Even the smallest pieces of plastic can have a disastrous impact on our seas. Microbeads, made from polyethylene or other petrochemical plastics, are found in thousands of cosmetic and domestic products from toothpastes to household cleaners. Small enough to wash down the sink and breach water filtration systems, hundreds of thousands of microbeads end up in the ocean where they are ingested by marine creatures.
What you need to know about plastic pollution
Eight million metric tonnes of plastic end up in our oceans every year, according to a UC Santa Barbara study in February 2015.
This is equivalent to five plastic shopping bags filled with plastic debris for every foot of coastline on Earth.

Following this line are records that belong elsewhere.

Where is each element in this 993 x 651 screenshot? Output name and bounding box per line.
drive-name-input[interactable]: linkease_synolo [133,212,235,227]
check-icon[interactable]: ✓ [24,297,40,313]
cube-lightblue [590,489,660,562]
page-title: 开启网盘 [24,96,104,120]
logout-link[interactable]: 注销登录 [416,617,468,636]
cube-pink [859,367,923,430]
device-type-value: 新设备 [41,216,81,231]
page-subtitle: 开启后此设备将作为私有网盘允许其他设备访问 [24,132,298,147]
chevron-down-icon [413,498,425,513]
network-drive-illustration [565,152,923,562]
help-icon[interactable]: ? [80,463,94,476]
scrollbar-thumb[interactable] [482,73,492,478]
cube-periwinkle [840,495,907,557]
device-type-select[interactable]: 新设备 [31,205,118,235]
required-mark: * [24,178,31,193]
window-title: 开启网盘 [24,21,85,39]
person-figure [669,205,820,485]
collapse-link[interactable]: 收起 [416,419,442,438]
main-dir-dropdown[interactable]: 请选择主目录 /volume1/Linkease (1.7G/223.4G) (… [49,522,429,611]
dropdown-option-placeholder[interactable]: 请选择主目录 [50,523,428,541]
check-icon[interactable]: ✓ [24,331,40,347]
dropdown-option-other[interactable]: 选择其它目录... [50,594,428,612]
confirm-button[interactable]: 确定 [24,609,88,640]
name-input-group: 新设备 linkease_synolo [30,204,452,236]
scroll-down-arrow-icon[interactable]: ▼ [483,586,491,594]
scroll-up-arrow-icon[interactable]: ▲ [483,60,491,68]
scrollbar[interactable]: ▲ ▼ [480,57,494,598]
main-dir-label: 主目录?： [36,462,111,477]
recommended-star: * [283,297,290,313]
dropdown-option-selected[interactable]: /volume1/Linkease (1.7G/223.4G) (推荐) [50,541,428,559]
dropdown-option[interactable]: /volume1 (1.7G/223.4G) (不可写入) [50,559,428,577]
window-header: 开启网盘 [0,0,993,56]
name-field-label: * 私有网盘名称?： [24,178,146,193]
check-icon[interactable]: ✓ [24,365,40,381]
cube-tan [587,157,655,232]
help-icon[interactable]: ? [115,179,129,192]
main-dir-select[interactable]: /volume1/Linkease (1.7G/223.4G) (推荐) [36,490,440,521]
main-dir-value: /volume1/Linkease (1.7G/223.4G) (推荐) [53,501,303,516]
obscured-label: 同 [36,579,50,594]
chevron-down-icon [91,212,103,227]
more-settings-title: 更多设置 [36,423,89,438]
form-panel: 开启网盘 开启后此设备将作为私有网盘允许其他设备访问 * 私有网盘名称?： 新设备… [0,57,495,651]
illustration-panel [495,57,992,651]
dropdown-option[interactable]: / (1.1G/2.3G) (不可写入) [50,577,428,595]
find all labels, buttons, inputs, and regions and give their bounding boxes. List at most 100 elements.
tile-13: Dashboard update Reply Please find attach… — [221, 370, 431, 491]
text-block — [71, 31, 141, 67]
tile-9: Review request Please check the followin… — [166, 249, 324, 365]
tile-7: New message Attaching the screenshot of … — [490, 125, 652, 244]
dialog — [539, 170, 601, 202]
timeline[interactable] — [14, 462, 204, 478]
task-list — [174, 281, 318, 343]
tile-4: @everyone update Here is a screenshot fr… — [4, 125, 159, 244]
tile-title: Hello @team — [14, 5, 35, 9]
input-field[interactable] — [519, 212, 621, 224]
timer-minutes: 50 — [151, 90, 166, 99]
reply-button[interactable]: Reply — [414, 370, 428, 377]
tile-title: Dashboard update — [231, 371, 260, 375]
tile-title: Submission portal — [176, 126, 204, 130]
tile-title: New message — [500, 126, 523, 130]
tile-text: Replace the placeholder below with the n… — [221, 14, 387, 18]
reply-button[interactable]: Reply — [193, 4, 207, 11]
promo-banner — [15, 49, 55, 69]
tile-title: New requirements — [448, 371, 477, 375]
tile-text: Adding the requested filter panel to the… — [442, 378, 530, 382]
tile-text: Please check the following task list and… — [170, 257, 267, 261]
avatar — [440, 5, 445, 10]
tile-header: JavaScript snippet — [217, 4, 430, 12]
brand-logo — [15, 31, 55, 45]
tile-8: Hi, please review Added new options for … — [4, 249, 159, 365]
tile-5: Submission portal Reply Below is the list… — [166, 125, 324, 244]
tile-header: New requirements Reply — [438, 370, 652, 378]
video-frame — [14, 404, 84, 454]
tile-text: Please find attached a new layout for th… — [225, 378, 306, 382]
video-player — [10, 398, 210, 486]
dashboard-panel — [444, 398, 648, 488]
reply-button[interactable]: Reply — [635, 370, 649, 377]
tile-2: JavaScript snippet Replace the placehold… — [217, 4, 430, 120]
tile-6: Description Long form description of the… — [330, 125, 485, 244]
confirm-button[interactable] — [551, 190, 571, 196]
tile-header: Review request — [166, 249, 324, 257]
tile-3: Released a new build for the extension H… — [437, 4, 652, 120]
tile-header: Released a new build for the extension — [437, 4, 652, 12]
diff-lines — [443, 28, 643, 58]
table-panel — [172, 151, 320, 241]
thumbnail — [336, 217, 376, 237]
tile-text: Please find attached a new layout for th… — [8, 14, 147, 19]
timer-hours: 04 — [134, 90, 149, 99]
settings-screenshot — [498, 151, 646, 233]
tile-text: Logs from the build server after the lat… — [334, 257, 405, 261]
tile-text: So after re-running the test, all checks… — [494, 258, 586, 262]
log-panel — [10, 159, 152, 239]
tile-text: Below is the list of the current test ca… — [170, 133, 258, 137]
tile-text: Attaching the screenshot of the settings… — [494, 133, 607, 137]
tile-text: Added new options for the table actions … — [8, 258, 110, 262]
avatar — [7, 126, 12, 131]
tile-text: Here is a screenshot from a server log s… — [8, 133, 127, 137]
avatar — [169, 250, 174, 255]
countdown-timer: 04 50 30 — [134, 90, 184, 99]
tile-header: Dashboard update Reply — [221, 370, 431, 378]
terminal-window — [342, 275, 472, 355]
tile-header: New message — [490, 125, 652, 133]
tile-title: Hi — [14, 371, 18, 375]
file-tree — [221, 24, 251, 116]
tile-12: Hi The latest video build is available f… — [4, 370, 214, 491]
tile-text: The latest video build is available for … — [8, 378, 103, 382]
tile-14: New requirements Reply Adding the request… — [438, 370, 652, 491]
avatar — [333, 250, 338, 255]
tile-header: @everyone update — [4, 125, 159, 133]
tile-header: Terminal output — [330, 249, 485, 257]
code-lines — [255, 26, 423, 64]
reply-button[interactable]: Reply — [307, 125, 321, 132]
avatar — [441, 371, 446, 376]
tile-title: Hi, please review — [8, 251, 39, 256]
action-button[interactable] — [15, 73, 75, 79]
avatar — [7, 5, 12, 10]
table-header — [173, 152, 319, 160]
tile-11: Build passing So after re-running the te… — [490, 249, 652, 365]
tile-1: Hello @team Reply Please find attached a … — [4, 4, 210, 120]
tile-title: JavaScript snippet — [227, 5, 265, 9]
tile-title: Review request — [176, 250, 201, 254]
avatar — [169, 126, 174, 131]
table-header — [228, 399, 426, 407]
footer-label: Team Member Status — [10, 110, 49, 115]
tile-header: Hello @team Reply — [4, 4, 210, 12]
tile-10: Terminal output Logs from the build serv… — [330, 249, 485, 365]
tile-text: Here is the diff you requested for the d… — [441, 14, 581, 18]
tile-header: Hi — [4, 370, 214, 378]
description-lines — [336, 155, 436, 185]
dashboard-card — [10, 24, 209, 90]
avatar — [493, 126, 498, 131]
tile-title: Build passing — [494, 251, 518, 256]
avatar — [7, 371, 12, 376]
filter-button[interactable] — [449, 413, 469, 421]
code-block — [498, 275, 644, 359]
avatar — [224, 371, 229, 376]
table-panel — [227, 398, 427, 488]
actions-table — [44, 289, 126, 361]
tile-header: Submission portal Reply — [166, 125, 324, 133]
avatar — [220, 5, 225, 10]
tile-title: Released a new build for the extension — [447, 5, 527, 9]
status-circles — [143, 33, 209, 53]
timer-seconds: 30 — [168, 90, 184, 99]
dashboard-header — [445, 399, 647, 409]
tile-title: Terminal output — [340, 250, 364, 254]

Plastic is gradually eroded into small fragments known as micro-plastics, which along with plastic pellets, are already found on most beaches worldwide.
The amount of plastic waste will be greater than the number of fish in our oceans by 2050, research by the Ellen MacArthur Foundation found in January.
Researchers estimate the amount of plastic in the ocean is set to increase ten-fold by 2020.
More than five trillion pieces of plastic weighing over 250,000 tonnes is afloat in the sea, according to a study published in the scientific journal Plos One.
The Great Pacific Garbage Patch is a vast gyre of marine debris in the North Pacific Ocean, but while the term is widely used, it is not entirely accurate. Marine debris concentrates in various regions of the North Pacific.
Eighty percent of marine pollution comes from the land, according to the National Oceanic and Atmospheric Administration.